With no means of communication, and facing food scarcity, my family and I were in a dire situation. After a week, my mother, two younger siblings, and I were evacuated via helicopter to Puerto Rico. Women and children were flown out first, so my father stayed behind. He made most of his meals of coconuts until he was sick of them. We laugh about this now, but it was not funny at the time.
From Puerto Rico, we traveled to New York City where we joined our grandparents, and my mother returned to my father in Virgin Gorda a few weeks later. As I hugged her goodbye, I felt as if my tether to my culture and community had snapped. I only had my siblings to remind me of what it had been like to climb sea grape trees or watch the mocko jumbies—the performers in bright costumes who walk on stilts at festivals and parades. Although the rain had stopped, Irma’s floodwaters had pushed us away from our little island and into unknown territory.
Everything about New York City was different. Even traveling to school was scary. I’d never used public transportation, nor had I ever crossed a street guided by crosswalks. The city had more traffic than I had ever seen before. The bus was uncomfortably packed with people, which made it difficult to travel with a backpack. I arrived in late September, and since I’d already started the ninth grade in the BVI, I was allowed to continue in that grade here. I didn’t have much contact with my parents, because the BVI cellphone towers had been knocked down during the hurricane. I missed my friends too and I had no way to talk to them. I worried about whether they’d found food, water, and shelter. Months later, I found out that two of my friends were able to get to family in Barbados, and another friend on a different island had narrowly escaped a landslide.
I did not meet anyone from the BVI, but I made friends easily. A girl named Raida was in both my gym and music classes. She was friends with two other girls, and one day she approached me and we all became friends. Raida was Muslim and I was fascinated by how she and other girls wore their headscarves. The BVI doesn’t have a large Muslim population, so I had never seen this before; I was someone who can barely wear a hat thanks to my Afro. I watched intently as my friend showed me how she concealed the pins that held her hijab in place. I loved her flowing style of dress with lots of black and purple. A girl in my history class was Tibetan and I learned about the country’s politics from her. While I had heard of Tibet prior to living in New York City, I didn’t know anything about it—other than that it was a country in Asia. I almost certainly would not have met a Tibetan person had I stayed in the BVI.
I was amazed during the “cultural days” when South Asian girls in their saris passed me in the hallways. The light reflected off of the shiny fabrics and gold embroidery, making them shimmer as their skirts floated above the floor. Hindi, Mandarin, Cantonese, and more were whispered in hallways by giggling students. One of my Afghan friends taught me a few words of Farsi, and my Dominican friend taught me a few phrases in Spanish. While some of my classmates teased me about the way I pronounced words like “go” as a part of the dialect spoken in Virgin Gorda, I was excited to learn more about their languages.

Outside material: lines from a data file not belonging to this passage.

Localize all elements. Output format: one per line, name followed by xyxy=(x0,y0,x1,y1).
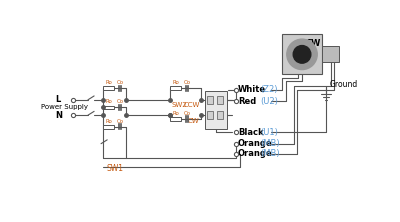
Text: Ro: Ro xyxy=(105,119,112,124)
Text: Ro: Ro xyxy=(105,80,112,85)
Text: Orange: Orange xyxy=(238,139,273,148)
Text: Orange: Orange xyxy=(238,149,273,158)
Text: N: N xyxy=(56,111,63,120)
Text: SW1: SW1 xyxy=(106,164,124,173)
Bar xyxy=(103,106,114,109)
Bar xyxy=(103,86,114,90)
Text: Co: Co xyxy=(117,80,124,85)
Text: SW2: SW2 xyxy=(172,102,188,108)
Text: Co: Co xyxy=(117,99,124,104)
Bar xyxy=(205,91,226,129)
Text: CW: CW xyxy=(305,39,320,48)
Text: Ground: Ground xyxy=(330,80,358,89)
Text: (MB): (MB) xyxy=(260,149,280,158)
Text: CCW: CCW xyxy=(183,102,200,108)
Bar xyxy=(217,111,224,119)
Bar xyxy=(322,46,339,62)
Bar xyxy=(103,125,114,129)
Text: (U1): (U1) xyxy=(260,128,278,137)
Bar xyxy=(282,34,322,74)
Bar xyxy=(170,86,181,90)
Text: White: White xyxy=(238,85,266,94)
Text: CW: CW xyxy=(188,117,200,123)
Text: (Z2): (Z2) xyxy=(260,85,278,94)
Text: Co: Co xyxy=(184,111,191,116)
Bar xyxy=(206,111,213,119)
Text: Ro: Ro xyxy=(172,80,179,85)
Text: Power Supply: Power Supply xyxy=(41,105,88,111)
Text: (U2): (U2) xyxy=(260,97,278,106)
Text: L: L xyxy=(56,95,61,104)
Text: Ro: Ro xyxy=(105,99,112,104)
Circle shape xyxy=(293,46,311,63)
Bar xyxy=(170,117,181,121)
Text: Red: Red xyxy=(238,97,256,106)
Circle shape xyxy=(287,39,317,69)
Text: Co: Co xyxy=(117,119,124,124)
Text: (MB): (MB) xyxy=(260,139,280,148)
Bar xyxy=(217,96,224,104)
Bar xyxy=(206,96,213,104)
Text: Ro: Ro xyxy=(172,111,179,116)
Text: Co: Co xyxy=(184,80,191,85)
Text: Black: Black xyxy=(238,128,264,137)
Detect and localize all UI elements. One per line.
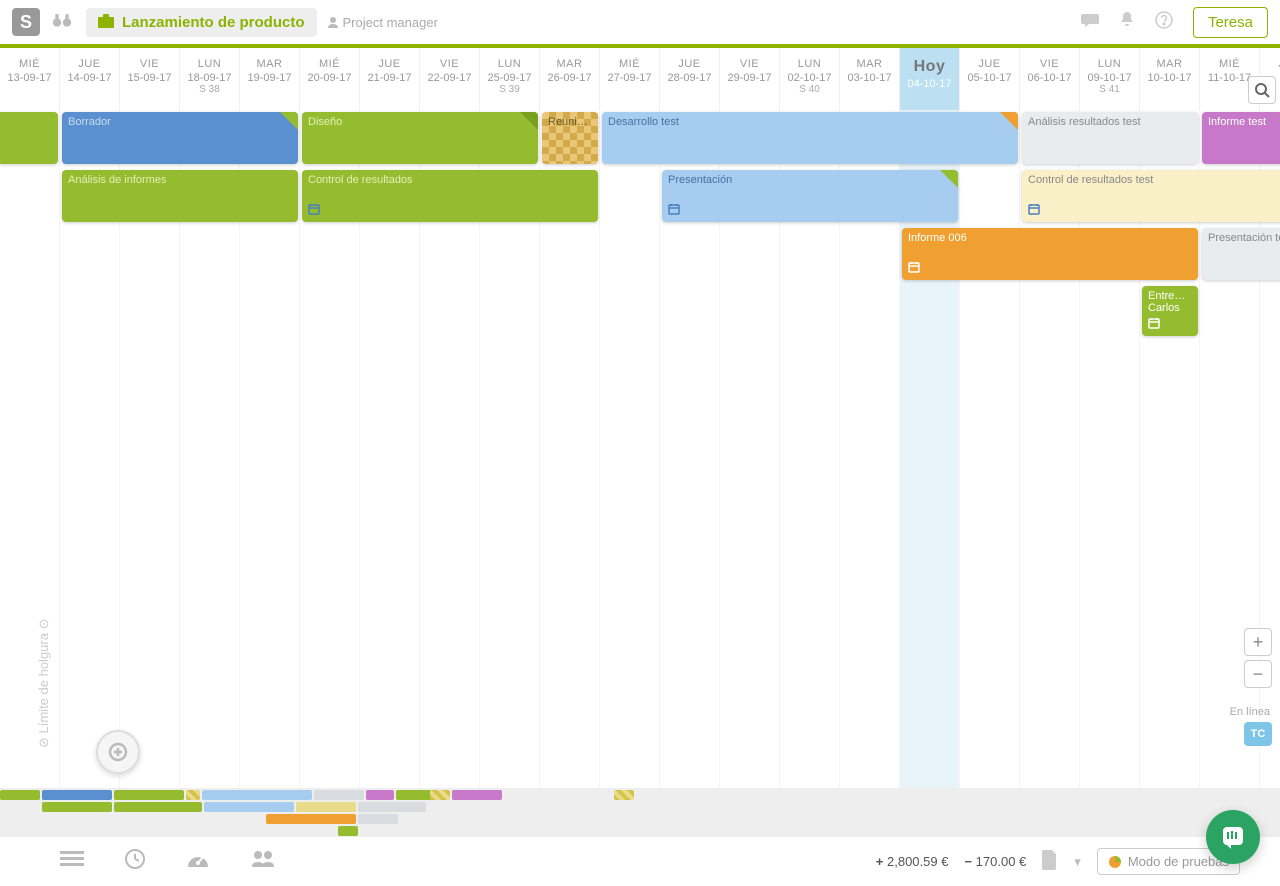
overview-bar (366, 790, 394, 800)
task-bar[interactable]: Diseño (302, 112, 538, 164)
date-cell[interactable]: MAR10-10-17 (1140, 48, 1200, 110)
task-bar[interactable] (0, 112, 58, 164)
date-cell[interactable]: MIÉ13-09-17 (0, 48, 60, 110)
document-icon[interactable] (1042, 850, 1058, 873)
date-cell[interactable]: VIE15-09-17 (120, 48, 180, 110)
overview-bar (358, 814, 398, 824)
date-cell[interactable]: VIE29-09-17 (720, 48, 780, 110)
date-cell[interactable]: JUE28-09-17 (660, 48, 720, 110)
date-cell[interactable]: LUN18-09-17S 38 (180, 48, 240, 110)
person-icon (327, 16, 339, 28)
help-icon[interactable] (1155, 11, 1173, 34)
briefcase-icon (98, 14, 114, 31)
overview-bar (42, 802, 112, 812)
plus-circle-icon (107, 741, 129, 763)
date-cell[interactable]: JUE05-10-17 (960, 48, 1020, 110)
overview-bar (42, 790, 112, 800)
list-view-icon[interactable] (60, 849, 84, 875)
date-cell[interactable]: JUE14-09-17 (60, 48, 120, 110)
overview-bar (430, 790, 450, 800)
date-cell[interactable]: Hoy04-10-17 (900, 48, 960, 110)
bell-icon[interactable] (1119, 11, 1135, 34)
date-cell[interactable]: JUE21-09-17 (360, 48, 420, 110)
overview-bar (296, 802, 356, 812)
clock-icon[interactable] (124, 848, 146, 876)
date-cell[interactable]: MAR03-10-17 (840, 48, 900, 110)
task-bar[interactable]: Desarrollo test (602, 112, 1018, 164)
task-bar[interactable]: Entre… Carlos (1142, 286, 1198, 336)
task-bar[interactable]: Análisis resultados test (1022, 112, 1198, 164)
date-cell[interactable]: MAR19-09-17 (240, 48, 300, 110)
task-bar[interactable]: Presentación (662, 170, 958, 222)
user-badge-tc[interactable]: TC (1244, 722, 1272, 746)
date-cell[interactable]: LUN02-10-17S 40 (780, 48, 840, 110)
timeline-overview[interactable] (0, 788, 1280, 836)
task-bar[interactable]: Borrador (62, 112, 298, 164)
zoom-controls: + − (1244, 628, 1272, 688)
date-cell[interactable]: VIE06-10-17 (1020, 48, 1080, 110)
date-cell[interactable]: VIE22-09-17 (420, 48, 480, 110)
role-label: Project manager (327, 15, 438, 30)
task-bar[interactable]: Análisis de informes (62, 170, 298, 222)
budget-plus: + 2,800.59 € (876, 854, 949, 869)
slack-limit-label: ⊘ Límite de holgura ⊙ (36, 619, 52, 748)
dropdown-chevron-icon[interactable]: ▾ (1074, 854, 1081, 870)
overview-bar (266, 814, 356, 824)
app-footer: + 2,800.59 € − 170.00 € ▾ Modo de prueba… (0, 836, 1280, 886)
add-task-button[interactable] (96, 730, 140, 774)
date-cell[interactable]: MAR26-09-17 (540, 48, 600, 110)
overview-bar (114, 802, 202, 812)
overview-bar (202, 790, 312, 800)
online-status-label: En línea (1230, 706, 1270, 718)
intercom-launcher[interactable] (1206, 810, 1260, 864)
overview-bar (452, 790, 502, 800)
task-bar[interactable]: Reuni… (542, 112, 598, 164)
project-selector[interactable]: Lanzamiento de producto (86, 8, 317, 37)
pie-icon (1108, 855, 1122, 869)
overview-bar (338, 826, 358, 836)
overview-bar (204, 802, 294, 812)
overview-bar (186, 790, 200, 800)
task-bar[interactable]: Informe test (1202, 112, 1280, 164)
date-cell[interactable]: LUN09-10-17S 41 (1080, 48, 1140, 110)
date-cell[interactable]: MIÉ27-09-17 (600, 48, 660, 110)
search-button[interactable] (1248, 76, 1276, 104)
binoculars-icon[interactable] (52, 12, 72, 33)
zoom-in-button[interactable]: + (1244, 628, 1272, 656)
date-cell[interactable]: LUN25-09-17S 39 (480, 48, 540, 110)
date-cell[interactable]: MIÉ20-09-17 (300, 48, 360, 110)
search-icon (1254, 82, 1270, 98)
dashboard-icon[interactable] (186, 849, 210, 875)
overview-bar (0, 790, 40, 800)
team-icon[interactable] (250, 849, 276, 875)
task-bar[interactable]: Informe 006 (902, 228, 1198, 280)
overview-bar (114, 790, 184, 800)
zoom-out-button[interactable]: − (1244, 660, 1272, 688)
overview-bar (358, 802, 426, 812)
task-bar[interactable]: Control de resultados test (1022, 170, 1280, 222)
intercom-icon (1219, 823, 1247, 851)
timeline-body: BorradorDiseñoReuni…Desarrollo testAnáli… (0, 110, 1280, 788)
budget-minus: − 170.00 € (964, 854, 1026, 869)
overview-bar (314, 790, 364, 800)
timeline-date-header: MIÉ13-09-17JUE14-09-17VIE15-09-17LUN18-0… (0, 48, 1280, 110)
user-menu-button[interactable]: Teresa (1193, 7, 1268, 38)
task-bar[interactable]: Presentación te (1202, 228, 1280, 280)
app-header: S Lanzamiento de producto Project manage… (0, 0, 1280, 44)
task-bar[interactable]: Control de resultados (302, 170, 598, 222)
app-logo[interactable]: S (12, 8, 40, 36)
overview-bar (614, 790, 634, 800)
project-title: Lanzamiento de producto (122, 14, 305, 31)
chat-icon[interactable] (1081, 12, 1099, 33)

In the BVI, the culture is more monolithic. For the most part, everyone speaks the same way, eats the same foods—like johnny cakes and red pea soup with sugar—and participates in the same cultural events and holidays. As I continued living in New York City, I compared and contrasted the cultures around me, soaking in the new ideas each one presented.
But there were unifying experiences as well. My friends and I felt similar pressures as children of immigrants, as our parents saw living in the United States as an opportunity to achieve a better life, and I came to appreciate the ways that differences intersected to create the culture of New York City. This amalgamation of cultures unified the city, and I was included in that unity. Understanding other cultures showed me that mine was distinct, but the comparisons I’d made connected me to my surroundings. I no longer felt stranded in a strange land; I was part of what makes this land unique.